LONDON--Pat Dolan, formerly global head of sales at Cognotec, and Robert Ramsden-Board, formerly sales manager at Cognotec, have joined Strategic Communications Systems Ltd (SCS) in London as managing director and sales director, respectively.

Dolan, who has been consulting for SCS since he left Cognotec early this year, joined SCS full-time effective May 4. Ramsden-Board joined on February 1 after leaving Cognotec late last year.

SCS, based in Surrey, England with offices in the City of London and Kuwait, designed the E-Gate E-commerce solution as a "multiple transactional paradigm", says Dolan. E-Gate is intended to trade instruments in any asset class, from trader-to-trader, trader-to-corporate, branch-to-corporate and vice-versa. E-Gate also delivers real-time market information to the desktop using a variety of networks, including the Internet.

E-Gate is designed to offer a quickly-installed, value-for-money system for banks to use in trading with their customers, says Dolan, adding that, in most cases, SCS can install E-Gate in less than four weeks.

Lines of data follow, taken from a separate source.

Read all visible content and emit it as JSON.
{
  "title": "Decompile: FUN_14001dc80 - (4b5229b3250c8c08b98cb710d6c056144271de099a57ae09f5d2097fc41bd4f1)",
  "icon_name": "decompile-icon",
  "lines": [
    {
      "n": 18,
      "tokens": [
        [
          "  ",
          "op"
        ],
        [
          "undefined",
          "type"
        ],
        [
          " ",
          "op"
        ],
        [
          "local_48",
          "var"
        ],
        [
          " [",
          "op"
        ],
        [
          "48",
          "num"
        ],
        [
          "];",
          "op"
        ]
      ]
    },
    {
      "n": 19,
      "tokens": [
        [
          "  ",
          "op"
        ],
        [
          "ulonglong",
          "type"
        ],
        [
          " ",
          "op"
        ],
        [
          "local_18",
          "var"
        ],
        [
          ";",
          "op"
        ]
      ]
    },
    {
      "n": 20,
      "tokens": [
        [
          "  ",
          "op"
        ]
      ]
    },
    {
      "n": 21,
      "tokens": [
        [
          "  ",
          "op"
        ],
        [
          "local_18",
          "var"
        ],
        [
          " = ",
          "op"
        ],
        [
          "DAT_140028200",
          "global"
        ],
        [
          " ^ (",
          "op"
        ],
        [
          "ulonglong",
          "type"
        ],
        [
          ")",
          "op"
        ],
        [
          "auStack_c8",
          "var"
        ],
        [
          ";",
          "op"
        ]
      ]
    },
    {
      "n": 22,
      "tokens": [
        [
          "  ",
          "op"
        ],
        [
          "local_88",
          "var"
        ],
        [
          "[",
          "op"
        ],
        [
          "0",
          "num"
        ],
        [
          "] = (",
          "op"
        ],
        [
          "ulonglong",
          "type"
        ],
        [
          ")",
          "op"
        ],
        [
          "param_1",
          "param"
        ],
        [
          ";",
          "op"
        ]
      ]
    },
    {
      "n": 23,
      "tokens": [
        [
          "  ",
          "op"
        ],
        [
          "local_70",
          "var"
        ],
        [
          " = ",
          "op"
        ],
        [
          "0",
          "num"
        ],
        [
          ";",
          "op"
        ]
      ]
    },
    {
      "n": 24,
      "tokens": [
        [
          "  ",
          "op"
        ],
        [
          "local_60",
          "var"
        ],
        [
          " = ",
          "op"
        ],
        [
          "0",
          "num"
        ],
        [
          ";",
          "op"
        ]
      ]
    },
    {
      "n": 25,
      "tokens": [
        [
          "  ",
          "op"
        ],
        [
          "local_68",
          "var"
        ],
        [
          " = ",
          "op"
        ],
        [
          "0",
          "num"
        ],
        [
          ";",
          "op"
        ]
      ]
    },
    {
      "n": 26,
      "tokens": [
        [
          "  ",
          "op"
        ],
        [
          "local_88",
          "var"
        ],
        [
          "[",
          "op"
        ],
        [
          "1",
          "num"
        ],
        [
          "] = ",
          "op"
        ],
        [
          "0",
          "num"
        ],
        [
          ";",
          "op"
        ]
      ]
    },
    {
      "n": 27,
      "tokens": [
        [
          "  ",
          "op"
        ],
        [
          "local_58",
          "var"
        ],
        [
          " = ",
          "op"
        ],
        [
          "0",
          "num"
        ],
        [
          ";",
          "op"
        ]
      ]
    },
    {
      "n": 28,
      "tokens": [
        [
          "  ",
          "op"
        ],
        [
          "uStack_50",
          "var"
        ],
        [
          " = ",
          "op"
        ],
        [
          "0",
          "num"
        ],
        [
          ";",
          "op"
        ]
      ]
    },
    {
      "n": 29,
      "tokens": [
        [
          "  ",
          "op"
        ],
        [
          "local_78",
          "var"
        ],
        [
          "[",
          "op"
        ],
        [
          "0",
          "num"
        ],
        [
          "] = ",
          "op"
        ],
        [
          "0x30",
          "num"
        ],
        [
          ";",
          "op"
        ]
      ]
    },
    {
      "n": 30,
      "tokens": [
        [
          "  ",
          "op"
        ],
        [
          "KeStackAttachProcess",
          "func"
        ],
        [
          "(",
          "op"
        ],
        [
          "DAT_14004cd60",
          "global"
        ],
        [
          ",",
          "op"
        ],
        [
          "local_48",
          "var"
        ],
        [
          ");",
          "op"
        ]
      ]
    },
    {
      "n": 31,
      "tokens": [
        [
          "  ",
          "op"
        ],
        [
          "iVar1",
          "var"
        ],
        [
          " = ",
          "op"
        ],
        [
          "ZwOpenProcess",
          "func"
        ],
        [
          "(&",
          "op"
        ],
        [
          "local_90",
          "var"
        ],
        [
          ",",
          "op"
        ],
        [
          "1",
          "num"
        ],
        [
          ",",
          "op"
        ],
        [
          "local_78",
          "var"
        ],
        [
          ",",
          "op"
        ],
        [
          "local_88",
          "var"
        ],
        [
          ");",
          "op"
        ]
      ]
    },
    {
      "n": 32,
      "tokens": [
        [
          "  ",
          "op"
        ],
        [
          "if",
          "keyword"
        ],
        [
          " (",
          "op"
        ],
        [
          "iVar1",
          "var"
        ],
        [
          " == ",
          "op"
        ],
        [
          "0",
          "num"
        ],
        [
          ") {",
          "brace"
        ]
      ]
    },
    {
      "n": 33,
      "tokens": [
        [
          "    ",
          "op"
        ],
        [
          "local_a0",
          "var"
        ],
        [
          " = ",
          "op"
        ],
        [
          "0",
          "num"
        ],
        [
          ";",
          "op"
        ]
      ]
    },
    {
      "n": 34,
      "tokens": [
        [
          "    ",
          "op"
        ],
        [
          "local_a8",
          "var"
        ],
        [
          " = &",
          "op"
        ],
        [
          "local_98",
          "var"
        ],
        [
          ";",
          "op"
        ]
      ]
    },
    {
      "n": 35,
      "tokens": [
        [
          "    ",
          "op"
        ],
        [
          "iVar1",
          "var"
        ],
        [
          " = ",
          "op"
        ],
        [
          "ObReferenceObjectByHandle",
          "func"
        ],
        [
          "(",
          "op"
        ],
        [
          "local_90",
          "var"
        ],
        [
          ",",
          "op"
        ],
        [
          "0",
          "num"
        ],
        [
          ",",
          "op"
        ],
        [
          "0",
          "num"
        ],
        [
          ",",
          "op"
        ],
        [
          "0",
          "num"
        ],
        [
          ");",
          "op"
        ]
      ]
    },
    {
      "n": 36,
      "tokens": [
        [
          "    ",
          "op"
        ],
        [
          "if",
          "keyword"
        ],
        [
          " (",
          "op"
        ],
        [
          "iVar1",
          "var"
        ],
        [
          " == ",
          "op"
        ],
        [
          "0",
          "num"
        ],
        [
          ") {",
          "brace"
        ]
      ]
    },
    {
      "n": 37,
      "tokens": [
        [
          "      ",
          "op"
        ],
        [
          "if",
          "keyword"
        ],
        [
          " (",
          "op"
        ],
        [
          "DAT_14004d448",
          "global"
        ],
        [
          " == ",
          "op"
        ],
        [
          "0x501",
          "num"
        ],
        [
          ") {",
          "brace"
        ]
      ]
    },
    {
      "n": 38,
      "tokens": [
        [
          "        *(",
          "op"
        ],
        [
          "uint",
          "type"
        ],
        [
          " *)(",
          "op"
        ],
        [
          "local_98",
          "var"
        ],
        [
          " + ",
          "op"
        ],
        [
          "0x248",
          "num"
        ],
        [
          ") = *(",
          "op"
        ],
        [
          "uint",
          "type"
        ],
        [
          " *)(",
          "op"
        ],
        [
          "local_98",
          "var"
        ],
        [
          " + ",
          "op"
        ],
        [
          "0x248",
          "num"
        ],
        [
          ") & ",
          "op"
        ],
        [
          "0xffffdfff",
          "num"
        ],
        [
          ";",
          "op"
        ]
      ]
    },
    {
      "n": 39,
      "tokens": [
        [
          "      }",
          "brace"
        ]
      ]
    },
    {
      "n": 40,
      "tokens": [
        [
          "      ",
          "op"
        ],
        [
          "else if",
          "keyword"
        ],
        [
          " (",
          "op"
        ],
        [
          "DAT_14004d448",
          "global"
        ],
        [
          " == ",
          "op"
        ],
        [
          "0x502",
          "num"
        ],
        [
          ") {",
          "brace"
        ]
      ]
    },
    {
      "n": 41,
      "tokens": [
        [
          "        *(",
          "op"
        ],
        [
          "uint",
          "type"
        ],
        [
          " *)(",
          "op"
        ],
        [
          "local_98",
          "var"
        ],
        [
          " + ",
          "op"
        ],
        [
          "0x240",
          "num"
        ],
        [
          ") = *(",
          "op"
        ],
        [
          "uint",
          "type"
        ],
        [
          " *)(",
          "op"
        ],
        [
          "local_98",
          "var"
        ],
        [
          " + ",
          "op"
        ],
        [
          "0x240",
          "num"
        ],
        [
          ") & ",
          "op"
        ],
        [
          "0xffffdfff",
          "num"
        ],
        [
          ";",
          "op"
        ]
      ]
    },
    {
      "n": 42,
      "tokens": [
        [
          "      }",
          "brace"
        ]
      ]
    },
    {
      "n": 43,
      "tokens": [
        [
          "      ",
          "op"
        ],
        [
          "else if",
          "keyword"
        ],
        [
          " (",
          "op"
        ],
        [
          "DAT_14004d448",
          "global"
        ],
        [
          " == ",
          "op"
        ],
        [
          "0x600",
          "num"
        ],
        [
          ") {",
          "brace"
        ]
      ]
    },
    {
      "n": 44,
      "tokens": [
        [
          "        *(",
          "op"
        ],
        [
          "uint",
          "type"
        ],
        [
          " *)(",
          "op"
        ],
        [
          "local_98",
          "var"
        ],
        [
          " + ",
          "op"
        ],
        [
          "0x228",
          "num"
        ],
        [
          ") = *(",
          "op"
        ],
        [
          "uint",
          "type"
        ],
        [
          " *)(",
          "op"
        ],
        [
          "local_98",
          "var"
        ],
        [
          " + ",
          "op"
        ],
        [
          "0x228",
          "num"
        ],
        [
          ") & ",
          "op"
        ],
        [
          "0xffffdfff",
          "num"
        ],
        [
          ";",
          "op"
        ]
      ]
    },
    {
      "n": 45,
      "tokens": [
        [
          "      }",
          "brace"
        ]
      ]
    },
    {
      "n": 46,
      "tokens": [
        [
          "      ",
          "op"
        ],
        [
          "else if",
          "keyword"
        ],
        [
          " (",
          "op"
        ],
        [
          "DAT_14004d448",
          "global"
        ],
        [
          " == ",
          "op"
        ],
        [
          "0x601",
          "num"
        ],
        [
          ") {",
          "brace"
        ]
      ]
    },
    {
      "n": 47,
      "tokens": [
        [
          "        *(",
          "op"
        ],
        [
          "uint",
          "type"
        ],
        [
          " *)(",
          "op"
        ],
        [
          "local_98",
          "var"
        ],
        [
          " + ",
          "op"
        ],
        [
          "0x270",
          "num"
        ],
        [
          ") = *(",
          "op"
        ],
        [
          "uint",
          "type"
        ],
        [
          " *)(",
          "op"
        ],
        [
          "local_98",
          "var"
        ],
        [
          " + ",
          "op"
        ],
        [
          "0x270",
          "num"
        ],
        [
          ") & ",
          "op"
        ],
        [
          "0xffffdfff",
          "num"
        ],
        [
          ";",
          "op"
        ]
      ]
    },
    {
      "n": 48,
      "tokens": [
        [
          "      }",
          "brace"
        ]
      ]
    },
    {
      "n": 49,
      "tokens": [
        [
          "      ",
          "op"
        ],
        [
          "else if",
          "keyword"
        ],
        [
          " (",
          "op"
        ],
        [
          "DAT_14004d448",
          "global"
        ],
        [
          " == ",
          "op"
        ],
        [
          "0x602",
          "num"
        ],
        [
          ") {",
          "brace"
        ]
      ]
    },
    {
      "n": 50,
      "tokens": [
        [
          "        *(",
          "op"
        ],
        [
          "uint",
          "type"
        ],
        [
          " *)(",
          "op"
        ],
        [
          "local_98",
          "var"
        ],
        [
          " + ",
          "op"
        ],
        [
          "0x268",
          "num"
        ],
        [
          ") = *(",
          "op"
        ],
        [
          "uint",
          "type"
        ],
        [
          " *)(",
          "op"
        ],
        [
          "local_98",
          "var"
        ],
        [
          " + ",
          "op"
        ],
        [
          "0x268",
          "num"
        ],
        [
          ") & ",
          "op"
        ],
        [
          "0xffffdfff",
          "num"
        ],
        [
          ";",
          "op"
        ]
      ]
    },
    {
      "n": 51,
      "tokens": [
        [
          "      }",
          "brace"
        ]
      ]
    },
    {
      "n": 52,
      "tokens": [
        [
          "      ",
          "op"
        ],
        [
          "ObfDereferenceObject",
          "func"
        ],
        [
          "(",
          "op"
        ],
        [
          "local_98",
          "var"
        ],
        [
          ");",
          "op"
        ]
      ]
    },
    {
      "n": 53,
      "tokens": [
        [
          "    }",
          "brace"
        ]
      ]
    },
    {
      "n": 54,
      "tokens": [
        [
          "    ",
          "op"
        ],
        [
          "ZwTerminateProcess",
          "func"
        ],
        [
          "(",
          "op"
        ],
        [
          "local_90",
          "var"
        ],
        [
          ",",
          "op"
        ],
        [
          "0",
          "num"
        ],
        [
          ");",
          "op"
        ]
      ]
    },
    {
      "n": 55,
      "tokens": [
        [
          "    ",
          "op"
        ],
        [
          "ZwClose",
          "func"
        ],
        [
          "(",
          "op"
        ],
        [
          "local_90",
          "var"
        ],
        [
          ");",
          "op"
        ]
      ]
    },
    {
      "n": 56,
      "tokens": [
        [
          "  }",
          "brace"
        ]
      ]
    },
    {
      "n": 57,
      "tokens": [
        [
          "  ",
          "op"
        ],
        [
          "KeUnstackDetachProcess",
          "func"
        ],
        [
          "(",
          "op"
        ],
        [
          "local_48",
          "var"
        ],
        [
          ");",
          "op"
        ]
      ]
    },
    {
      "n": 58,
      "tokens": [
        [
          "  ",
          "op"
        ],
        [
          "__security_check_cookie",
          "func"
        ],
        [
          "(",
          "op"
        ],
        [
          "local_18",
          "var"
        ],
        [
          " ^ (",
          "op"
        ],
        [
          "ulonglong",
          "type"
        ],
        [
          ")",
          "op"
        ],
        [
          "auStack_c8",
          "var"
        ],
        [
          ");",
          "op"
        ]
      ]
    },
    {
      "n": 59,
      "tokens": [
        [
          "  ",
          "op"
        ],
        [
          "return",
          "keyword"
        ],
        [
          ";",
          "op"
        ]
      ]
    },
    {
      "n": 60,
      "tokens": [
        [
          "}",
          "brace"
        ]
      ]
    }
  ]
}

Banks can use E-Gate to build its own marketing tools, such as customized data display, in order to appeal to customers. E-Gate can be delivered via the Internet, a company's intra- or extranet, its local area network (LAN) and via TCP/IP or user datagram protocol (UDP). E-Gate has its own guaranteed delivery protocol using UDP, which is intended to allow for speedy messaging, says Ramsden-Board.

E-Gate is a modular service and is priced so that it can be sold remotely over the Web, says Dolan. E-Gate is the combined collection of communications, market data and desktop display.

Terminal applications include: Autogate, for automatic pricing and execution; Broadgate, its broadcast spread engine; Chatgate, a talk facility; Marketgate, real-time information and analysis distribution; Tradegate, electronic template trading; Limitgate, limit order and order management; and Watergate, credit line and deal flow.

One bank is considering using E-Gate to replace its market data display terminals in the front office, using E-Gate's page, record and news producers--E-Gate's version of publish and subscribe--to handle information from the vendors over the Internet. However, E-Gate "is not trying to become a platform", says Dolan. Its main competitor is Reuters, with trading solutions such as its automatic FX transaction service, Dealweb, and Dealwatch, its limit order and order management system, as well as TIB/Mercury, says Dolan.